Belum lagi program nuklir Inggris dan Korea Utara yang berkembang pesat. Sayangnya, kesadaran publik akan semua ancaman yang terus meningkat ini sangat rendah. Itulah sebabnya, banyak ahli nuklir khawatir dunia tidak sadar sedang berjalan menuju bencana nuklir. ”Senjata nuklir yang ada saat ini jauh lebih kuat daripada nuklir di zaman Oppenheimer,” kata Rohlfing.
Baca juga : Senjata Nuklir yang Mengancam Sewaktu-waktu
Daya ledak nuklir pada zaman Oppenheimer saja membuatnya terguncang. Ketika melihat ledakan nuklir pertama di Alamogordo, New Mexico, pada 16 Juli 1945, Oppenheimer segera tahu dunia tidak akan pernah sama lagi. Apalagi, AS akhirnya tetap mengembangkan bom hidrogen yang ia tentang. Ia dilaporkan syok setelah melihat hasil tes di New Mexico itu.

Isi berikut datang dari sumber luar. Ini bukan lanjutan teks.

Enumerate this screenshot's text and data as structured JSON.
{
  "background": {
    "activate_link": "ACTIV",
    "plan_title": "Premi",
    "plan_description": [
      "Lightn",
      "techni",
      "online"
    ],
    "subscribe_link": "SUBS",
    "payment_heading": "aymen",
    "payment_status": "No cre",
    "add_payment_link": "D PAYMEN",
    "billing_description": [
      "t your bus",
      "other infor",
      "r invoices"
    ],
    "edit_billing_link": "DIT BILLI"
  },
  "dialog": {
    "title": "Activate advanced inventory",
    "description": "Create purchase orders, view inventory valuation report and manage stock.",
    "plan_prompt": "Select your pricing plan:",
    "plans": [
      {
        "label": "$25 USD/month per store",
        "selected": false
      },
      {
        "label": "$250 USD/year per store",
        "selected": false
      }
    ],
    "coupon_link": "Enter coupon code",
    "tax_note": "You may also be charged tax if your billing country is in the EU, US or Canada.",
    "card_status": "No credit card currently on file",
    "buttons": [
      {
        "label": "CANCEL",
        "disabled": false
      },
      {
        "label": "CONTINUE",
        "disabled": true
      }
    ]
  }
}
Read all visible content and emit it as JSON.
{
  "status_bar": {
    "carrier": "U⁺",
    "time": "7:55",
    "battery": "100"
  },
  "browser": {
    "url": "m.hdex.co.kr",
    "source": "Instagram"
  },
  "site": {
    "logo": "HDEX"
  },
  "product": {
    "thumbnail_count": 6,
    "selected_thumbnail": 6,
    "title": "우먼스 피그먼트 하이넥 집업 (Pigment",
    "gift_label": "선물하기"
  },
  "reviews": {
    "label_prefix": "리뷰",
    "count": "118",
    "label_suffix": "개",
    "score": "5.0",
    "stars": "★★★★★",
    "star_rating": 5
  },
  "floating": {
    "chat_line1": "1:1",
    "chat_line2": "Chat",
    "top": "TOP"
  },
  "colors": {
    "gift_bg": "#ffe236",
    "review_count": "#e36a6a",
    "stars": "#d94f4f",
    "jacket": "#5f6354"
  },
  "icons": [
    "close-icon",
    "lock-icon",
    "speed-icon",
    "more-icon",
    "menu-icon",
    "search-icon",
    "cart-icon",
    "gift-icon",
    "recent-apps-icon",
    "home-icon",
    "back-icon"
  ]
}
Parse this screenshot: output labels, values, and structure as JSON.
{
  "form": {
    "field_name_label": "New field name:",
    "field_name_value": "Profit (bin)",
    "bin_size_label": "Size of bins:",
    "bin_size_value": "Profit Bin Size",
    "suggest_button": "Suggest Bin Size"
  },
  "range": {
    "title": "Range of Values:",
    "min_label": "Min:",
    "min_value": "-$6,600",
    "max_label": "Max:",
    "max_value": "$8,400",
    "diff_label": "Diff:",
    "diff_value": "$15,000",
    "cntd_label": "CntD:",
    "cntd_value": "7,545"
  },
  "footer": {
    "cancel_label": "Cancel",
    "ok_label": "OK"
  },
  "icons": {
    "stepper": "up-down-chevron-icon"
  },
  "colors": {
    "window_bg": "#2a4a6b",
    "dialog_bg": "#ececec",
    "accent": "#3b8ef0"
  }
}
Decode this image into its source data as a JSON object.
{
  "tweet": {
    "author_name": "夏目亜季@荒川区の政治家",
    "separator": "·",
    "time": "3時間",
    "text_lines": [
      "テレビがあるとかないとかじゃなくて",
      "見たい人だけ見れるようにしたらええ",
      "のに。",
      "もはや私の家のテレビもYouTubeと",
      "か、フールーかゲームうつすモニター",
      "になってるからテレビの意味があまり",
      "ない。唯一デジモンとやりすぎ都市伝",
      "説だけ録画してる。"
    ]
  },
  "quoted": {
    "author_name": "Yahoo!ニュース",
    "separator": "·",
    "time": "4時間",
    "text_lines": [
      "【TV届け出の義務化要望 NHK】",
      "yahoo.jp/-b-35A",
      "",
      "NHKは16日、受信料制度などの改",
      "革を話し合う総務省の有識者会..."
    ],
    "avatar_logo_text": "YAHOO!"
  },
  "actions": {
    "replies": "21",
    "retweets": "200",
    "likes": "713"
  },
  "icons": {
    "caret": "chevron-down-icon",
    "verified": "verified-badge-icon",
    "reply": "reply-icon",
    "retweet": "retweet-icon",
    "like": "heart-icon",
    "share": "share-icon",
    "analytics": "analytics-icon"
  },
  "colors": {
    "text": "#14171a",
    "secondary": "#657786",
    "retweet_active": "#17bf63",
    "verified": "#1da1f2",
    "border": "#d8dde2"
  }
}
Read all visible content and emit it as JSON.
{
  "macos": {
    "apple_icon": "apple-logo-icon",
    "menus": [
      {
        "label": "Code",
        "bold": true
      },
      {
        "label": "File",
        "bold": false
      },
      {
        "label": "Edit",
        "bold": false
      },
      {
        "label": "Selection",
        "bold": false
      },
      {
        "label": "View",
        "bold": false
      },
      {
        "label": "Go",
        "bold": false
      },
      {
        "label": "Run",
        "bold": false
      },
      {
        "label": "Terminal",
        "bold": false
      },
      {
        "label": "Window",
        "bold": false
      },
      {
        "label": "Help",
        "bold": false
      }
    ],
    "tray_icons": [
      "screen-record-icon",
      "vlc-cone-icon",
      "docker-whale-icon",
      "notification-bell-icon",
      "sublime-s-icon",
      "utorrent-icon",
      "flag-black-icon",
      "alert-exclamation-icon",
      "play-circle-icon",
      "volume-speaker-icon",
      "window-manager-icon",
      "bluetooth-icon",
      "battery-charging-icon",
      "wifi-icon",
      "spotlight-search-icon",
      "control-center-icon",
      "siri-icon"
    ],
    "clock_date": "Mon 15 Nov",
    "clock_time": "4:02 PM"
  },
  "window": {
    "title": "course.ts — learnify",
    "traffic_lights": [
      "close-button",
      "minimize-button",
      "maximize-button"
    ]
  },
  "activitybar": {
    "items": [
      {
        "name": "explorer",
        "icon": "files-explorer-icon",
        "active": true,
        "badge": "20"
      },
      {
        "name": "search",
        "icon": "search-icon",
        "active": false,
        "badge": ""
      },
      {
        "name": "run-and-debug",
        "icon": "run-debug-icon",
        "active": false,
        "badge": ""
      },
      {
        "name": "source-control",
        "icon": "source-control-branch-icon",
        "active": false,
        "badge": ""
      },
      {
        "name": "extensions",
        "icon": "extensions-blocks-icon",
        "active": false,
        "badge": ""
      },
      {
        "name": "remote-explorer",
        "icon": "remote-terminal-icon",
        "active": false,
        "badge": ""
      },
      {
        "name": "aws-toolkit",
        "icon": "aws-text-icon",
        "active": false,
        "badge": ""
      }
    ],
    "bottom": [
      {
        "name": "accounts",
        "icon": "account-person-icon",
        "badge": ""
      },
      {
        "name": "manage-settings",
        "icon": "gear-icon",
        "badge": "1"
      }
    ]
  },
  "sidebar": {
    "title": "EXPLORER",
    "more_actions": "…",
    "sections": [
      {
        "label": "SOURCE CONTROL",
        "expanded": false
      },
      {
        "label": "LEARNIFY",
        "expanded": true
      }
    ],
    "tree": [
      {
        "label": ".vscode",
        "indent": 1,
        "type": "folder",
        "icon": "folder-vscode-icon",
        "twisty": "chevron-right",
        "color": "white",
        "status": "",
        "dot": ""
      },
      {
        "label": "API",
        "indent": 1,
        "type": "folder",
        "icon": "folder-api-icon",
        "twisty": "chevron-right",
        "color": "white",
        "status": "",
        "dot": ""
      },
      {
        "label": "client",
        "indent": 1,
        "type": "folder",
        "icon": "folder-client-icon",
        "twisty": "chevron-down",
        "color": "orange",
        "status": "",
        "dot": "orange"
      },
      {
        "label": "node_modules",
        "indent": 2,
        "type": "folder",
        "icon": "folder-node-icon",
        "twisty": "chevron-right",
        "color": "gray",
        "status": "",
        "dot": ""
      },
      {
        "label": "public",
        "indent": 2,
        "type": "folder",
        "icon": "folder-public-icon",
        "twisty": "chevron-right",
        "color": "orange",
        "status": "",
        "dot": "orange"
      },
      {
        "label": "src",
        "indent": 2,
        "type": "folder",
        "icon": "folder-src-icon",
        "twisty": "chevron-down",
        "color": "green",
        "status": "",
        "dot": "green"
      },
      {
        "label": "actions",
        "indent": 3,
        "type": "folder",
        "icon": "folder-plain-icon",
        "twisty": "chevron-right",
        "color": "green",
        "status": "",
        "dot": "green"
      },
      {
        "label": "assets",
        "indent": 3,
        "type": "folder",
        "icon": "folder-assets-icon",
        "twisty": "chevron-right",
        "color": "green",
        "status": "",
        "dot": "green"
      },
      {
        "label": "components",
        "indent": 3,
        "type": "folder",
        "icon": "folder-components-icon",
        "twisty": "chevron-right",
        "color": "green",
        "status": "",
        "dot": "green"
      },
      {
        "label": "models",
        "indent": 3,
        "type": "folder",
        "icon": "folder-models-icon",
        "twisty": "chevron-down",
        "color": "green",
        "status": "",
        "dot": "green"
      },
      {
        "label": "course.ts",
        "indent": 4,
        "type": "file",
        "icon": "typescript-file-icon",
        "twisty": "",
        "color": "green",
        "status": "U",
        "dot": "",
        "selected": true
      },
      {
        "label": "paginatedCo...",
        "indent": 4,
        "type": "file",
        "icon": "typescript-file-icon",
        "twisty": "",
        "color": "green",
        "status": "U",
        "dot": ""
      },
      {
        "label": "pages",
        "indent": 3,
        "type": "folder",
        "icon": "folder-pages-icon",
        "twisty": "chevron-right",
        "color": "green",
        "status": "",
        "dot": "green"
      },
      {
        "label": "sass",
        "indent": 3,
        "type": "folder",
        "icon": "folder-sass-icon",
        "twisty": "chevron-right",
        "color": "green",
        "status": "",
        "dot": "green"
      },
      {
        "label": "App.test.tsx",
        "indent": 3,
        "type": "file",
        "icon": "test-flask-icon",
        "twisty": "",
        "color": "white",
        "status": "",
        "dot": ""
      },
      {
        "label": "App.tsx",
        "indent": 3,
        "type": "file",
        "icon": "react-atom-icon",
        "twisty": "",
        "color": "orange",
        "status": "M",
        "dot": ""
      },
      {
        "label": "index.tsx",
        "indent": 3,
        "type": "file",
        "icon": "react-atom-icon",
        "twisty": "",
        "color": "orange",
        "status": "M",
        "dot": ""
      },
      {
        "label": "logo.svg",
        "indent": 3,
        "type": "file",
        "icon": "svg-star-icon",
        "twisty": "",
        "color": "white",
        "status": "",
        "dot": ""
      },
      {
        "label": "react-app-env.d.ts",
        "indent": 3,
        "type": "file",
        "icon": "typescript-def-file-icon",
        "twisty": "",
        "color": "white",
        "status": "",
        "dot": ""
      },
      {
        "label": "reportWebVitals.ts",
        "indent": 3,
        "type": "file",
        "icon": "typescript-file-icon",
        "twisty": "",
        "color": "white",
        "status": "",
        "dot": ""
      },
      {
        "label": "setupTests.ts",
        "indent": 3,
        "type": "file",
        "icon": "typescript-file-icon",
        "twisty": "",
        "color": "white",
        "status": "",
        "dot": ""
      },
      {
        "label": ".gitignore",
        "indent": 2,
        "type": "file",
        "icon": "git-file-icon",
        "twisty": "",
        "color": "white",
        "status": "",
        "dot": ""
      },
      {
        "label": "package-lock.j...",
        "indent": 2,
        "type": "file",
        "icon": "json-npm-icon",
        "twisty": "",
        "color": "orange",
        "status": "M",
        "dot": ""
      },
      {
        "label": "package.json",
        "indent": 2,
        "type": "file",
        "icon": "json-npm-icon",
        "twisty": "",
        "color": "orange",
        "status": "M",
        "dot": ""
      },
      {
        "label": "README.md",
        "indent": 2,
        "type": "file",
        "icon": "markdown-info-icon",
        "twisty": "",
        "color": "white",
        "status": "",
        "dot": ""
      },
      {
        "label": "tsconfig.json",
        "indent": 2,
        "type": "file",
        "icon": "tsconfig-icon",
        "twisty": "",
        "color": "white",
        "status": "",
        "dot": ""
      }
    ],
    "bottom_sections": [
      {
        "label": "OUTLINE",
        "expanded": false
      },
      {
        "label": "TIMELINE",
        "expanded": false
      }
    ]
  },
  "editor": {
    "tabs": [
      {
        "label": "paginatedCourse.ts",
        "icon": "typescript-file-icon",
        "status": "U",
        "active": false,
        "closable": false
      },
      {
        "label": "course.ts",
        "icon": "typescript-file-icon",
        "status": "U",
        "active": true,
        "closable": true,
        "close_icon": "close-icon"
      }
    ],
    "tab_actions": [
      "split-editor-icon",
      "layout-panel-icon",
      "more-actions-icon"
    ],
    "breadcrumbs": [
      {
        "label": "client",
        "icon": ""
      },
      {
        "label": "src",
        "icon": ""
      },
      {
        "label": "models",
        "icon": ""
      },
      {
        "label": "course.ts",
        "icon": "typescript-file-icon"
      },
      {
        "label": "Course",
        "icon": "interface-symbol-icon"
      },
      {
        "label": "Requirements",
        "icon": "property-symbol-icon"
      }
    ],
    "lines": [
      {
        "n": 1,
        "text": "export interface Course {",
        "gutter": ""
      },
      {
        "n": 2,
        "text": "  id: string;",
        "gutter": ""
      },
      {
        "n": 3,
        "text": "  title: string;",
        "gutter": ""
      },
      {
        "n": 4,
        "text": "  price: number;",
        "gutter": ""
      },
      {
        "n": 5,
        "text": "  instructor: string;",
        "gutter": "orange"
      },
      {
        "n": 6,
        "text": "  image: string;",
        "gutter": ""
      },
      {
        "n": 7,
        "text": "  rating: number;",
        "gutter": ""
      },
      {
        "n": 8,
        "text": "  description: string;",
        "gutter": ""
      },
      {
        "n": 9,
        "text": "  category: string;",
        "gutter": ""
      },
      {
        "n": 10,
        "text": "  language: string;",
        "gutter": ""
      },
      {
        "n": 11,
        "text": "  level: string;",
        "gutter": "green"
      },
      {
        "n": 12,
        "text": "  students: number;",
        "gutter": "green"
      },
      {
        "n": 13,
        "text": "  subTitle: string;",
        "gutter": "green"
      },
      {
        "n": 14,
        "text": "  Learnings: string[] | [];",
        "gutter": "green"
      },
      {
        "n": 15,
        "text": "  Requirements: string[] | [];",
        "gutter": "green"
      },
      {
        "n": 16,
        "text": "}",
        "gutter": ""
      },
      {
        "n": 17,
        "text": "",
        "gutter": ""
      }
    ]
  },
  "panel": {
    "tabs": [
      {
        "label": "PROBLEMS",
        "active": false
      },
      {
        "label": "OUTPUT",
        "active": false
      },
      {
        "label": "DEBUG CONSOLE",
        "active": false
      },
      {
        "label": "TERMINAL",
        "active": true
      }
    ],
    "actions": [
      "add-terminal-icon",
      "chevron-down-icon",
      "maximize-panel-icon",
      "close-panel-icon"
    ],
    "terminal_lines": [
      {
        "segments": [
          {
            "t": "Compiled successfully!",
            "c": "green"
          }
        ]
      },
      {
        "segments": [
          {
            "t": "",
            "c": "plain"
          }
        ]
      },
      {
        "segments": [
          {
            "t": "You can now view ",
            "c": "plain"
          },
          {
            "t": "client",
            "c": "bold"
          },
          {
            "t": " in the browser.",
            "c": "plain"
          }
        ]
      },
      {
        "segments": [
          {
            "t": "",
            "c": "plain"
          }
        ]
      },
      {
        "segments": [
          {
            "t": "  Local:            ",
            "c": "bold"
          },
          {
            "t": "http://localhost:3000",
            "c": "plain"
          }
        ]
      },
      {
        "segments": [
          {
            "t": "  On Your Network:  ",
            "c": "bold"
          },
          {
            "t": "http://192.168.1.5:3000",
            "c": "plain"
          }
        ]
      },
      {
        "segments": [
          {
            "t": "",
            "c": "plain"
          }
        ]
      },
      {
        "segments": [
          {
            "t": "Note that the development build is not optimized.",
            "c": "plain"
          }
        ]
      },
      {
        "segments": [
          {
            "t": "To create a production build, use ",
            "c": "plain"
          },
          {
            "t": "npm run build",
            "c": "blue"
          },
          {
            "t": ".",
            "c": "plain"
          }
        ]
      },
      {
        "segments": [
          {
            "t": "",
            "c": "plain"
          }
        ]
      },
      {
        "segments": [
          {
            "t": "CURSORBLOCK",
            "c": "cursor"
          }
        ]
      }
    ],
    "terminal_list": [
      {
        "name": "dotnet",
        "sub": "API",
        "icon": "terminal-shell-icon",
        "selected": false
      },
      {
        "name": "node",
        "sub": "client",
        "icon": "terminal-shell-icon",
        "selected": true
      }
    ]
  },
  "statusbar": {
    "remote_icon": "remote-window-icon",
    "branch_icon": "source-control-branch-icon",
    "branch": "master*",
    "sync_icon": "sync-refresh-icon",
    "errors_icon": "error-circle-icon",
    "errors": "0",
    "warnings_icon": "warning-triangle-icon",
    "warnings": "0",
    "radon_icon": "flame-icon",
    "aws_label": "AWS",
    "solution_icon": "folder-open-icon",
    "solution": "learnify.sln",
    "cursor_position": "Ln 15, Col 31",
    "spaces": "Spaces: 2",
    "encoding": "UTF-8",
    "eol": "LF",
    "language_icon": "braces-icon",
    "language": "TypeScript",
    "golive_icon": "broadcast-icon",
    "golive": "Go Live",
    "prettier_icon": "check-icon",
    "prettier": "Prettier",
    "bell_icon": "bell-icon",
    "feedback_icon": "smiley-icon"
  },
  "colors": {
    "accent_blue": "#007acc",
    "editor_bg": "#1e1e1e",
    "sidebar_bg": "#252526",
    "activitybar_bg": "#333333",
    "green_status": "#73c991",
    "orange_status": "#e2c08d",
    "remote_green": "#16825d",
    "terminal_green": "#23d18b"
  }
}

Pemerintah menjadikan daerah itu sebagai kelinci percobaan karena terpencil, datar, dan memiliki kondisi angin yang bisa diprediksi. Karena sifatnya rahasia, penduduk di sekitarnya tidak diperingatkan. Padahal, penduduk perdesaan itu menggantungkan hidupnya pada pertanian dan peternakan. Mereka tidak tahu abu halus yang bertebaran di mana-mana adalah hasil dari ledakan atom pertama di dunia itu.
Pemerintah awalnya berusaha menyembunyikan tes nuklir itu dengan mengatakan, ledakan di tempat pembuangan amunisi menyebabkan gemuruh dan cahaya terang yang terlihat sampai 257 kilometer jauhnya. Baru setelah AS menjatuhkan bom di Jepang beberapa minggu kemudian, penduduk New Mexico menyadari apa yang sudah mereka saksikan.
Menurut Taman Sejarah Nasional Proyek Manhattan, sebagian besar radiasi melesat ke atmosfer dan jatuh di area seluas 402 kilometer persegi, tetapi konsentrasi terbesar ada di sekitar 48 kilometer dari lokasi uji. Itu baru bom atom buatan Oppenheimer dan kawan-kawan.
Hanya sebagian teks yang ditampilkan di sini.